I got ELEVEN, maybe TWELVE days off at Christmas, and I'm fucking elated. I need that. I'm barely, barely hanging on here.

Fortunately, though, I'm eating super-healthy compared to my old ways -- most of the time -- as of the last couple weeks, and it's making a big difference. I really want to get some exercise this week, but looks like the weather's going major cold so I'll be bussing a lot anyhow, hence walking more of this ass of mine into oblivion, so the exercise'll come without pushing myself, which is probably wise, given my bosses cannot lose me right now.

It's too bad it's so busy at work right now. I know that if I said, "Well, no, I can't..." they'd understand, but the truth is, I can. It's just real, real hard. But I can get through it, I think. It's hard on everyone, and this too shall pass. In, oh, say 14 days.

Doesn't hurt I make decent money doing it. Rather, that I can bank that time and NOT use vacation time for it. Because fuck knows I've earned the full three weeks off this coming year with all I've accomplished this year. Man, have I. So, yeah, I'll likely use the time bank. We'll see.

Physio was tonight. He's really impressed and happy with my improvement and my performance whilst demonstrating the exercises for him, even though I only did half of what I've been prescribed, and have felt guilty. But I've been so fucking tired that I just can't motivate myself beyond doing what needs to be done for my life and job, you know? Sometimes ass-on-couch seems like the best way to go. Easiest.

Yet still I'm doing it enough to see new toning on my body. I'm trying, however, to be super-conscious of contracting the right muscles when walking, using my core in day-to-day activities, and focusing on structural integrity of motion... all the founding principles behind physiotherapy in the first place.

He's been giving me harder exercises each time, and is thrilled to assign me my first balance ball exercise. Eek! Scawy.

I wasn't feeling very good about my back progress, but, yeah, I guess I forget sometimes just how intensely I was injured. Very, very bad. Worst. Injury. Ever. Poor, poor Steff. Way to heal.

Sometime on the other side of January, the realization will hit me that I'm suddenly feeling strong, fit, and healthy. All at the same time. For the first time ever.

If there's anything this series of chronic sickness and illness (because I've had a variety of candida infections throughout all this) has given me, it's the desire to Never Ever Feel Like This Again.

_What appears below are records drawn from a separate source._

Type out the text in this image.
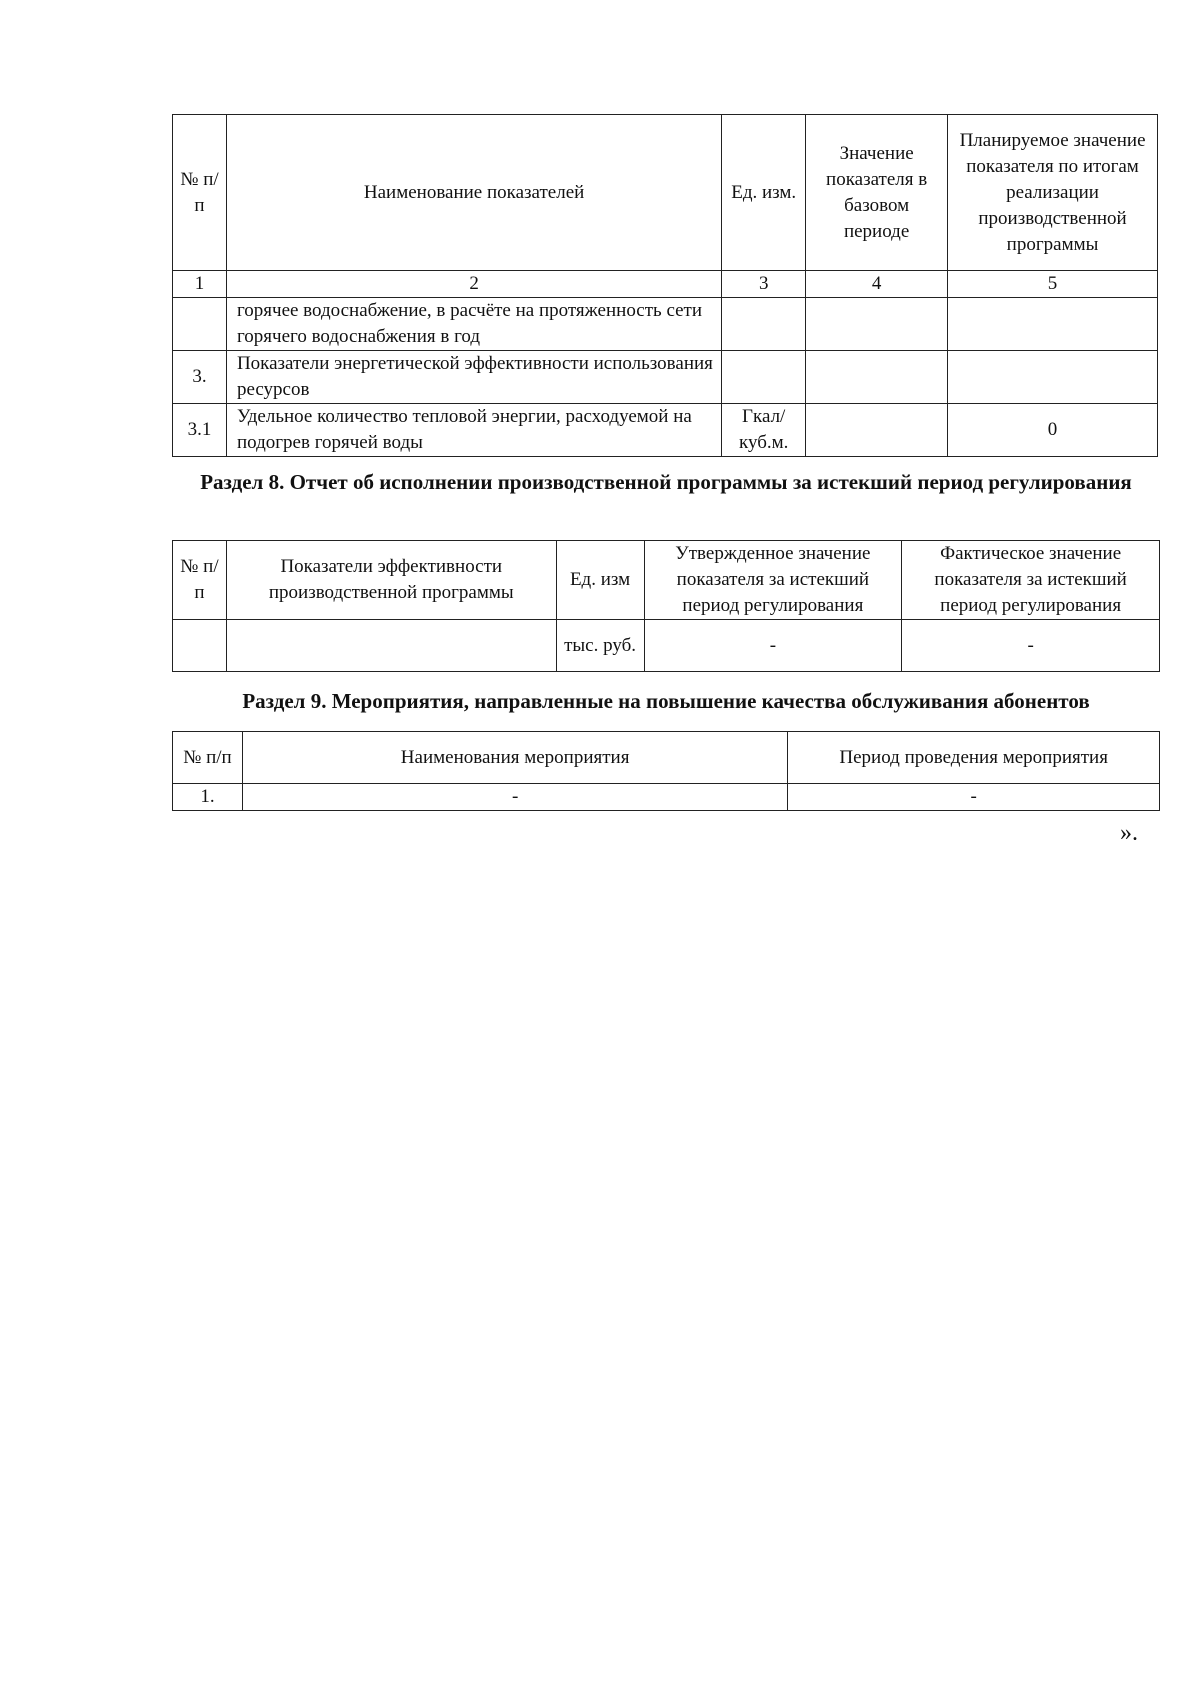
№ п/п	Наименование показателей	Ед. изм.	Значение показателя в базовом периоде	Планируемое значение показателя по итогам реализации производственной программы
1	2	3	4	5
	горячее водоснабжение, в расчёте на протяженность сети горячего водоснабжения в год			
3.	Показатели энергетической эффективности использования ресурсов			
3.1	Удельное количество тепловой энергии, расходуемой на подогрев горячей воды	Гкал/ куб.м.		0
Раздел 8. Отчет об исполнении производственной программы за истекший период регулирования
№ п/п	Показатели эффективности производственной программы	Ед. изм	Утвержденное значение показателя за истекший период регулирования	Фактическое значение показателя за истекший период регулирования
		тыс. руб.	-	-
Раздел 9. Мероприятия, направленные на повышение качества обслуживания абонентов
№ п/п	Наименования мероприятия	Период проведения мероприятия
1.	-	-
».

Fuck injury. Fuck sickness. Fuck fat. Fuck it all. I'm done with it. I'm the victor. Its ass is mine.

This crap couldn't beat me. I'm still down 50 pounds.

Hell, I threw out four bags of fat clothes on Sunday. I replaced my whole wardrobe in the last two weeks (except a few recent purchases from the last three months, but they'll be gone soon, too, as they're now all a size too big, at least, as well!) and Sunday was the day of reckoning.

Fantastic. And I know I've lost my weight the healthy way. My technique and approach, attention to healthy food and eating lotsa veggies and salmon is still improving. A lot! I'm constantly trying to be better. And succeeding.

This Christmas will probably be my best Christmas ever because it's the first time I'll ever get to the other side and say, "Yeah, I did EVERYTHING I set out to do this year. Done. Next?"

After I sleep for a week, of course. :)

***

BTW, hi. So, I've been busy. Will get back into this blog as life settles down, don't you worry your pretty heads. Just can't write these days; don't have the time nor the stillness of mind. With that, outtie.